67 year old cyclist, 187 cms, 72 kgs, quite fit,( described self as a yard and a half of salty pump water )regular distance cycled around three hundred Kms per week. Complained of L upper limb pain, including, L thumb. pain felt with most thumb movements at scaphoid, extending into PIP, worse with palmar opposing forces and extension, grip strength good but less than R by 40 percent. (right handed )
L>>R elbow, lateral epicondylar area pain , including wrist extensors through to wrist. Tingling and numbness to ulnar distribution L 5th digit ( especialy when riding)
L>>R shoulder pain , mostly posterior aspect, though including lateral and anterior . pain increasing with elevation , full range limited by tightness of soft tissues within GH joint and pain .able to abduct and flex to 135 only actively, passive to 160.
pain felt L>R upper thoracic spine , extending into L>R chest anteriorly, difficulty with deep inspiration. Scapulo/humeral rythym reveals tightness generally to subscapular structures and poor recruitment of elevators, retractors. L>R. evidence of brachial dural tightness L>R
This retired Australian Air Force Wing Commander was a cheery self motivated outdoors man keen to ride.

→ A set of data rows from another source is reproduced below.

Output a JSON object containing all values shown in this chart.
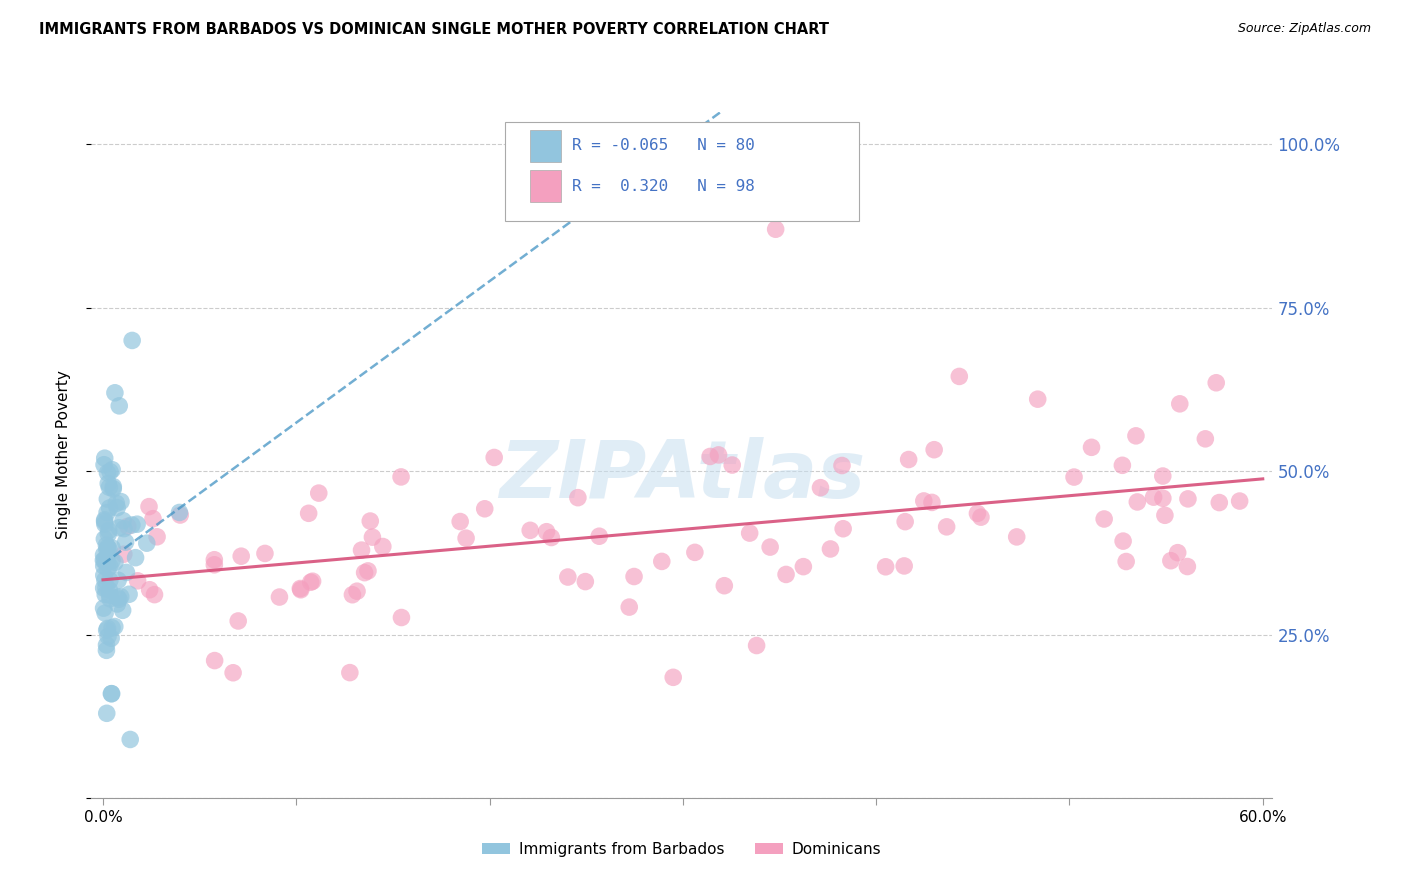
{
  "title": "IMMIGRANTS FROM BARBADOS VS DOMINICAN SINGLE MOTHER POVERTY CORRELATION CHART",
  "source": "Source: ZipAtlas.com",
  "ylabel": "Single Mother Poverty",
  "xlim": [
    0.0,
    0.6
  ],
  "ylim": [
    0.0,
    1.05
  ],
  "ytick_positions": [
    0.0,
    0.25,
    0.5,
    0.75,
    1.0
  ],
  "ytick_labels_right": [
    "",
    "25.0%",
    "50.0%",
    "75.0%",
    "100.0%"
  ],
  "xtick_positions": [
    0.0,
    0.1,
    0.2,
    0.3,
    0.4,
    0.5,
    0.6
  ],
  "xtick_labels": [
    "0.0%",
    "",
    "",
    "",
    "",
    "",
    "60.0%"
  ],
  "legend_label1": "Immigrants from Barbados",
  "legend_label2": "Dominicans",
  "R1": -0.065,
  "N1": 80,
  "R2": 0.32,
  "N2": 98,
  "color1": "#92c5de",
  "color2": "#f4a0bf",
  "color1_line": "#4393c3",
  "color2_line": "#d6507a",
  "right_tick_color": "#4472c4",
  "legend_text_color": "#4472c4",
  "watermark_color": "#c8dff0",
  "watermark_text": "ZIPAtlas"
}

Treatments#1 16/1/06 Mobs C1 to T8 L 2 to 5 mins each with effective resolution evident to hypertonic paravertebral muscle with equal improvements to comfort and resistance to passive facet joint mobility. Able to elevate to 145 L shoulder, 160 R without pain, reduced Lelbow tenderness and improved active range of L elbow.
Treatments 2, 3, 4 over january proceeded with mobs as above, with incremental improvements evident to range and comfort of Shoulder function. Dural stretches commenced treatment #3 ( sharp ballistic with upper limb pulled sharply in to wrist and finger, elbow, shoulder lateral extension 3x10 ) R upper limb pain free as at treatment #3. L thumb pain improved as per wrist and shoulder with improved scapulohumeral rythym and normalisation of cervical and thoracic movements. somewhat persistant T3456 pain with mobs which eventually settled by treatment 6.
Subscapularis , gleno/humeral and brachial dural stretches very effective in reducing pain associated with elevation. limited still at 170 degrees L=R into abd/flex , end of range limited by glenoid capsule tightness but thought not to be a bother.
Overall a good recovery from a hx of gradual tightening and discomfort. Reports today the L thumb is only slightly difficult but a break from treatment recommended, re assessment scheduled for March after his holiday to nepal to ride the mountain trails.